Why is it not happening ?

USDSGD is lower along with Libor but forwards are not collapsing. This suggests other market mechanisms at work.

Perhaps it is market positioning and that banks have sold too much forwards in the past (evidenced in the basis swaps) and now, they are unwinding it because maybe, they do not see SGD strengthening much more in the slowing global landscape.

Given the absence of monetary policy, rates would rise when the currency is expected to weaken.

Who is selling the USDSGD ? Flows. Real money coming in to buy the billions of new corporate bond issues. Short term technical traders, etc.

What is standing in the way ?

MAS of course.

The situation is highly charged. MAS is struggling to rein in inflation, both CPI and asset prices, whilst trying to balance it with conducive growth.

Expectations are that MAS would lean towards monetary easing in October which would point to a weaker SGD and in turn, probably higher short term rates which is bad for growth.  And this is not considering the hot money outflow when offshore investors realise that SGD is not about to appreciate in the no brainer way it has in the past that has reaped them riches beyond the reach of local investors who do no benefit from currency appreciation.

A Conspiracy Theory

Now if I am not confused enough, I would be tempted to say we have not considered another agenda of MAS’s. An agenda that they would not want to jeopardise the local bond market.

I would be even tempted to say that MAS will rather the bond market flourish and protect the interests of the buyers of the SGD 26.44 billion worth of corporate papers on the street this year by keeping rates at their historic lows which means letting the SGD appreciate at the expense of export growth but benefitting from capital inflows.  This is almost like a hostage situation is it not ?

Who Suffers ?

Keeping rates low would be good for mortgagees. SGD appreciation is bad for property prices generally because hot money would encourage asset bubbles and  is bad for governing the brewing populism on the ground.

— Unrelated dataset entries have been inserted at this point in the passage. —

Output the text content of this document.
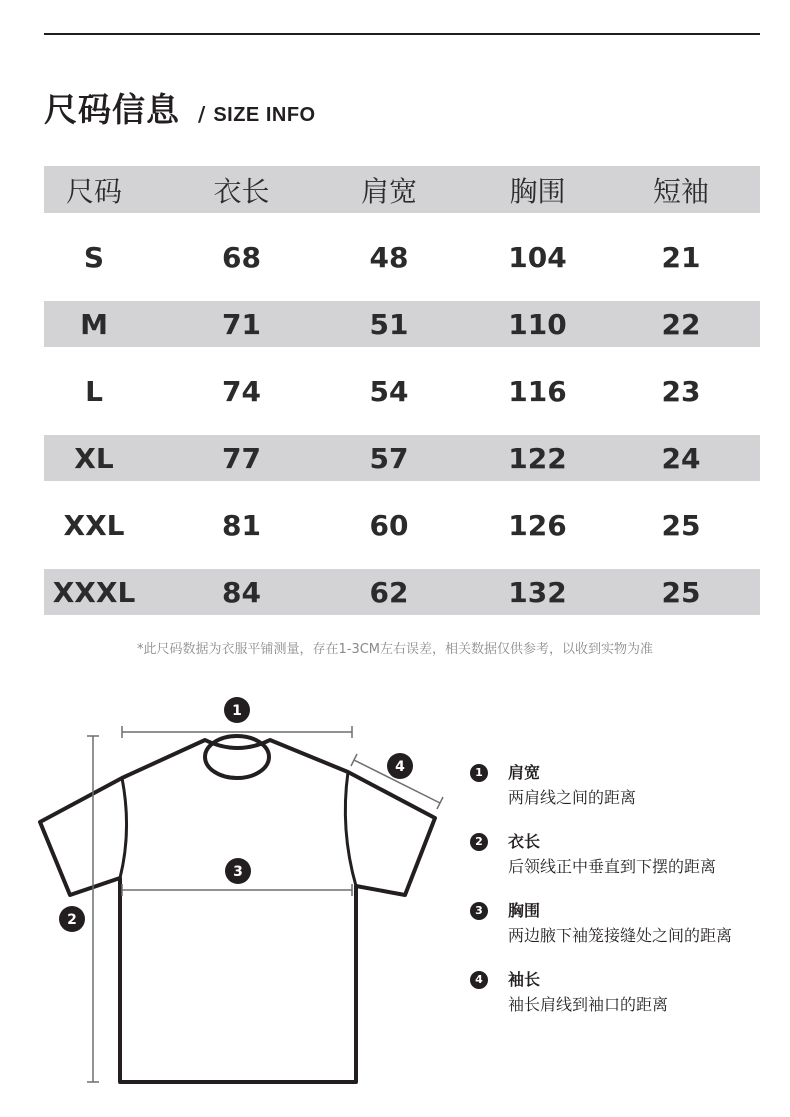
尺码信息 / SIZE INFO
尺码	衣长	肩宽	胸围	短袖
S	68	48	104	21
M	71	51	110	22
L	74	54	116	23
XL	77	57	122	24
XXL	81	60	126	25
XXXL	84	62	132	25
*此尺码数据为衣服平铺测量，存在1-3CM左右误差，相关数据仅供参考，以收到实物为准
1
2
3
4	1	肩宽
两肩线之间的距离
2	衣长
后领线正中垂直到下摆的距离
3	胸围
两边腋下袖笼接缝处之间的距离
4	袖长
袖长肩线到袖口的距离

Exporters and the likes have been suffering in the past years and have, more or less, learnt to shut up.

Conclusion

I am really interested in the outcome of this October’s monetary policy statement and how neutral a central bank can be when it comes to interest rates.

PS :  Now, I am steeling myself for a potential barrage of comments from the likes of Dialastrategist and gang.

Qualifier : All views here expressed are my own and said in good jest. They are in no way intended to be subversive  or anti government, for whom I have deep respect for.